Brave. I'll admit, I went in with high expectations - like Ridley Scott, Pixar knows how to make a stunner of a movie in terms of the look of the thing and on that score, Brave is wonderful. The scenery is so detailed and realistic that I caught my breath more than once. I wasn't sure of the storyline, though. This is a joint effort between Pixar and Disney and I've been an outspoken critic of Disney princesses. Don't get me wrong - I cut my milk teeth on Disney animation and I like it just fine. However, Disney sanitizes its fairy tales to sell tickets to the Younger Set and the Mouse tends to like weak female characters. Face it, the stories of Disney princesses tend to be of girls who are sweet and good and gentle who have bad things happen to them and who then need saving.
And don't even bother telling me to lighten up, that it's just a movie, and a kids' movie at that. What on God's green earth could be more important than the messages we send to children? As Brave puts it, "Legends are lessons." We absorb a tremendous amount of identity messages through popular culture. The rationale behind not having female-driven stories has always been that girls will go see/read stories about boys, but boys won't go see/read stories about girls.
Here's hoping the box office shatters that myth once and for all, for Brave tells a story we can all benefit from hearing.
I will admit that I sat in the darkened theatre as the credits played with tears running down my face. Now, Pixar's made me cry before (if the first ten minutes of Up don't get you weepy, seek clinical help), but this was different. My whole life, I've been waiting to see Brave, I just didn't know the title. Maybe this is just a "girl thing;" I don't know. But I've yearned to see a girl take charge of her own life. A girl who demands that she be given the same choices that a boy would have - and the same opportunities to rule her own destiny. Brave also does some really nice things with (of all things) hair. Look at how wild and untamed Merida's red curls are as opposed to her mother Elinor's smooth, restrained locks - there's a nice metaphor going on there. Also, unlike many Disney pictures, there's no evil here (which is often portrayed as female - a witch or a stepmother, for example). In Brave, the bad things happen because of poor choices that are made, including the failure to listen, and Merida then chooses to square her shoulders and fix the mess she created. It's a powerful message to send to children - girls and boys both - and seeing that story told, and told so beautifully, got me to crying.
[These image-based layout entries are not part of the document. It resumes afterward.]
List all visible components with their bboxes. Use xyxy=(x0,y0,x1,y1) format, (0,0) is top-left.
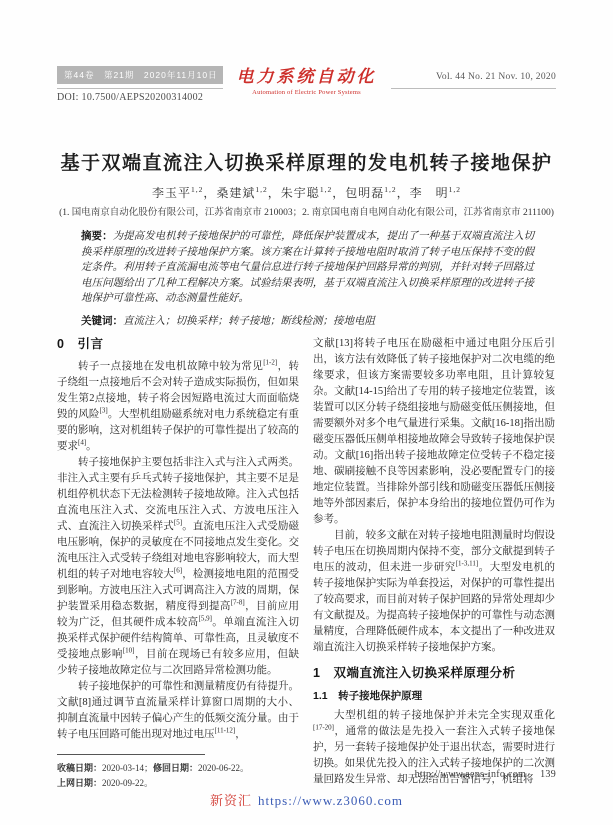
page-footer: http://www.aeps-info.com139 xyxy=(415,769,556,780)
footnote-dates-line: 收稿日期：2020-03-14；修回日期：2020-06-22。 xyxy=(57,761,299,776)
body-paragraph: 目前，较多文献在对转子接地电阻测量时均假设转子电压在切换周期内保持不变，部分文献… xyxy=(313,528,555,656)
keywords-label: 关键词： xyxy=(81,315,123,327)
author-separator: ， xyxy=(268,186,281,200)
abstract-label: 摘要： xyxy=(81,230,113,242)
section-heading-1: 1 双端直流注入切换采样原理分析 xyxy=(313,665,555,681)
keywords-line: 关键词：直流注入；切换采样；转子接地；断线检测；接地电阻 xyxy=(81,314,534,330)
journal-logo-chinese: 电力系统自动化 xyxy=(237,62,377,87)
author-name: 包明磊 xyxy=(345,186,384,200)
body-paragraph: 文献[13]将转子电压在励磁柜中通过电阻分压后引出，该方法有效降低了转子接地保护… xyxy=(313,336,555,528)
paper-page: 第44卷 第21期 2020年11月10日 DOI: 10.7500/AEPS2… xyxy=(0,0,613,825)
revised-date-label: 修回日期： xyxy=(153,763,198,773)
watermark-url-link[interactable]: https://www.z3060.com xyxy=(258,793,403,808)
footnote-online-line: 上网日期：2020-09-22。 xyxy=(57,776,299,791)
body-paragraph: 转子一点接地在发电机故障中较为常见[1-2]，转子绕组一点接地后不会对转子造成实… xyxy=(57,359,299,455)
author-separator: ， xyxy=(332,186,345,200)
revised-date-value: 2020-06-22。 xyxy=(198,763,249,773)
author: 李 明1,2 xyxy=(410,186,461,200)
keywords-text: 直流注入；切换采样；转子接地；断线检测；接地电阻 xyxy=(123,316,375,327)
watermark-site-name: 新资汇 xyxy=(210,793,252,808)
online-date-value: 2020-09-22。 xyxy=(102,778,153,788)
author-name: 朱宇聪 xyxy=(281,186,320,200)
issue-badge: 第44卷 第21期 2020年11月10日 xyxy=(57,66,225,84)
author-name: 桑建斌 xyxy=(216,186,255,200)
author: 李玉平1,2 xyxy=(152,186,203,200)
volume-info: Vol. 44 No. 21 Nov. 10, 2020 xyxy=(436,72,556,82)
body-paragraph: 转子接地保护主要包括非注入式与注入式两类。非注入式主要有乒乓式转子接地保护，其主… xyxy=(57,455,299,679)
abstract-paragraph: 摘要：为提高发电机转子接地保护的可靠性，降低保护装置成本，提出了一种基于双端直流… xyxy=(81,229,534,307)
received-date-value: 2020-03-14； xyxy=(102,763,153,773)
affiliation-line: (1. 国电南京自动化股份有限公司，江苏省南京市 210003；2. 南京国电南… xyxy=(0,204,613,218)
online-date-label: 上网日期： xyxy=(57,778,102,788)
abstract-block: 摘要：为提高发电机转子接地保护的可靠性，降低保护装置成本，提出了一种基于双端直流… xyxy=(81,229,534,329)
left-column: 0 引言 转子一点接地在发电机故障中较为常见[1-2]，转子绕组一点接地后不会对… xyxy=(57,336,299,791)
abstract-text: 为提高发电机转子接地保护的可靠性，降低保护装置成本，提出了一种基于双端直流注入切… xyxy=(81,231,534,304)
author-name: 李 明 xyxy=(410,186,449,200)
author-affiliation-sup: 1,2 xyxy=(320,185,332,194)
author: 朱宇聪1,2 xyxy=(281,186,332,200)
paper-title: 基于双端直流注入切换采样原理的发电机转子接地保护 xyxy=(0,148,613,175)
right-column: 文献[13]将转子电压在励磁柜中通过电阻分压后引出，该方法有效降低了转子接地保护… xyxy=(313,336,555,791)
author: 包明磊1,2 xyxy=(345,186,396,200)
author-name: 李玉平 xyxy=(152,186,191,200)
author-affiliation-sup: 1,2 xyxy=(191,185,203,194)
author-separator: ， xyxy=(397,186,410,200)
journal-logo: 电力系统自动化 Automation of Electric Power Sys… xyxy=(223,62,391,96)
journal-header: 第44卷 第21期 2020年11月10日 DOI: 10.7500/AEPS2… xyxy=(57,62,556,108)
journal-url-link[interactable]: http://www.aeps-info.com xyxy=(415,769,527,780)
author-affiliation-sup: 1,2 xyxy=(384,185,396,194)
received-date-label: 收稿日期： xyxy=(57,763,102,773)
authors-line: 李玉平1,2，桑建斌1,2，朱宇聪1,2，包明磊1,2，李 明1,2 xyxy=(0,184,613,201)
page-number: 139 xyxy=(540,769,556,780)
author-affiliation-sup: 1,2 xyxy=(449,185,461,194)
watermark: 新资汇https://www.z3060.com xyxy=(0,790,613,809)
subsection-heading-1-1: 1.1 转子接地保护原理 xyxy=(313,688,555,704)
footnotes: 收稿日期：2020-03-14；修回日期：2020-06-22。 上网日期：20… xyxy=(57,761,299,791)
section-heading-0: 0 引言 xyxy=(57,336,299,352)
body-columns: 0 引言 转子一点接地在发电机故障中较为常见[1-2]，转子绕组一点接地后不会对… xyxy=(57,336,556,791)
doi-text: DOI: 10.7500/AEPS20200314002 xyxy=(57,92,203,103)
body-paragraph: 转子接地保护的可靠性和测量精度仍有待提升。文献[8]通过调节直流量采样计算窗口周… xyxy=(57,679,299,743)
footnote-divider xyxy=(57,754,205,755)
author-separator: ， xyxy=(203,186,216,200)
journal-logo-english: Automation of Electric Power Systems xyxy=(237,89,377,96)
author-affiliation-sup: 1,2 xyxy=(255,185,267,194)
author: 桑建斌1,2 xyxy=(216,186,267,200)
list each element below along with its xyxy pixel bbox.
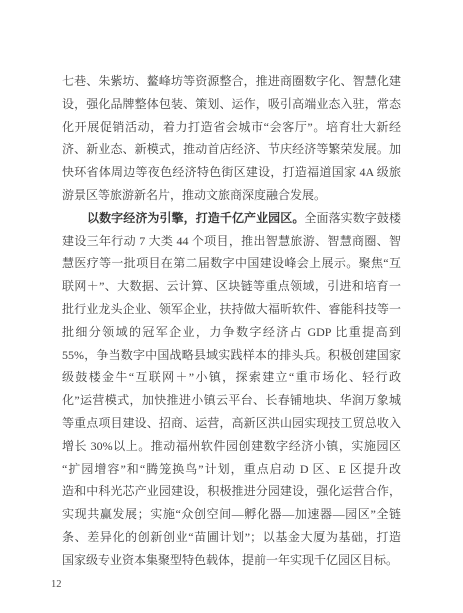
text-line: 级鼓楼金牛“互联网＋”小镇，探索建立“重市场化、轻行政 bbox=[62, 366, 401, 389]
paragraph2-heading: 以数字经济为引擎，打造千亿产业园区。 bbox=[87, 211, 304, 225]
paragraph2-lead-line: 以数字经济为引擎，打造千亿产业园区。全面落实数字鼓楼 bbox=[62, 207, 401, 230]
text-line: 造和中科光芯产业园建设，积极推进分园建设，强化运营合作， bbox=[62, 480, 401, 503]
text-line: 批细分领域的冠军企业，力争数字经济占 GDP 比重提高到 bbox=[62, 321, 401, 344]
text-line: 增长 30%以上。推动福州软件园创建数字经济小镇，实施园区 bbox=[62, 435, 401, 458]
text-line: 实现共赢发展；实施“众创空间—孵化器—加速器—园区”全链 bbox=[62, 503, 401, 526]
document-page: 七巷、朱紫坊、鳌峰坊等资源整合，推进商圈数字化、智慧化建 设，强化品牌整体包装、… bbox=[0, 0, 463, 613]
text-line: 联网＋”、大数据、云计算、区块链等重点领域，引进和培育一 bbox=[62, 275, 401, 298]
text-line: 55%，争当数字中国战略县域实践样本的排头兵。积极创建国家 bbox=[62, 344, 401, 367]
paragraph2-end-line: 国家级专业资本集聚型特色载体，提前一年实现千亿园区目标。 bbox=[62, 549, 401, 572]
text-line: 建设三年行动 7 大类 44 个项目，推出智慧旅游、智慧商圈、智 bbox=[62, 230, 401, 253]
page-number: 12 bbox=[51, 578, 62, 592]
text-line: 慧医疗等一批项目在第二届数字中国建设峰会上展示。聚焦“互 bbox=[62, 252, 401, 275]
paragraph1-end-line: 游景区等旅游新名片，推动文旅商深度融合发展。 bbox=[62, 184, 401, 207]
text-line: 化开展促销活动，着力打造省会城市“会客厅”。培育壮大新经 bbox=[62, 116, 401, 139]
text-line: 化”运营模式，加快推进小镇云平台、长春铺地块、华润万象城 bbox=[62, 389, 401, 412]
text-block: 七巷、朱紫坊、鳌峰坊等资源整合，推进商圈数字化、智慧化建 设，强化品牌整体包装、… bbox=[62, 70, 401, 572]
text-line: 设，强化品牌整体包装、策划、运作，吸引高端业态入驻，常态 bbox=[62, 93, 401, 116]
text-line: 等重点项目建设、招商、运营，高新区洪山园实现技工贸总收入 bbox=[62, 412, 401, 435]
text-line: 七巷、朱紫坊、鳌峰坊等资源整合，推进商圈数字化、智慧化建 bbox=[62, 70, 401, 93]
text-line: 济、新业态、新模式，推动首店经济、节庆经济等繁荣发展。加 bbox=[62, 138, 401, 161]
text-line: “扩园增容”和“腾笼换鸟”计划，重点启动 D 区、E 区提升改 bbox=[62, 458, 401, 481]
text-line: 快环省体周边等夜色经济特色街区建设，打造福道国家 4A 级旅 bbox=[62, 161, 401, 184]
paragraph2-lead-rest: 全面落实数字鼓楼 bbox=[304, 211, 401, 225]
text-line: 批行业龙头企业、领军企业，扶持做大福昕软件、睿能科技等一 bbox=[62, 298, 401, 321]
text-line: 条、差异化的创新创业“苗圃计划”；以基金大厦为基础，打造 bbox=[62, 526, 401, 549]
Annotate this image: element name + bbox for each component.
Nothing wrong with tears. Madness often springs from the inability to shed them.
All this said, Brave has a few scenes that are probably too intense for very young children. But they'll be old enough to benefit from this story of a strong girl raised by strong parents and the ties that bind us together soon enough. And I'm so glad that kids are going to have this movie as a touchstone - girls and boys both will grow up thinking that Merida is pretty darned cool and we'll all better off for that.
By the way, Pixar also included a short called La Luna to go with Brave. Absolutely gorgeous and another jewel in Pixar's crown of family-oriented stories. Be sure you see it.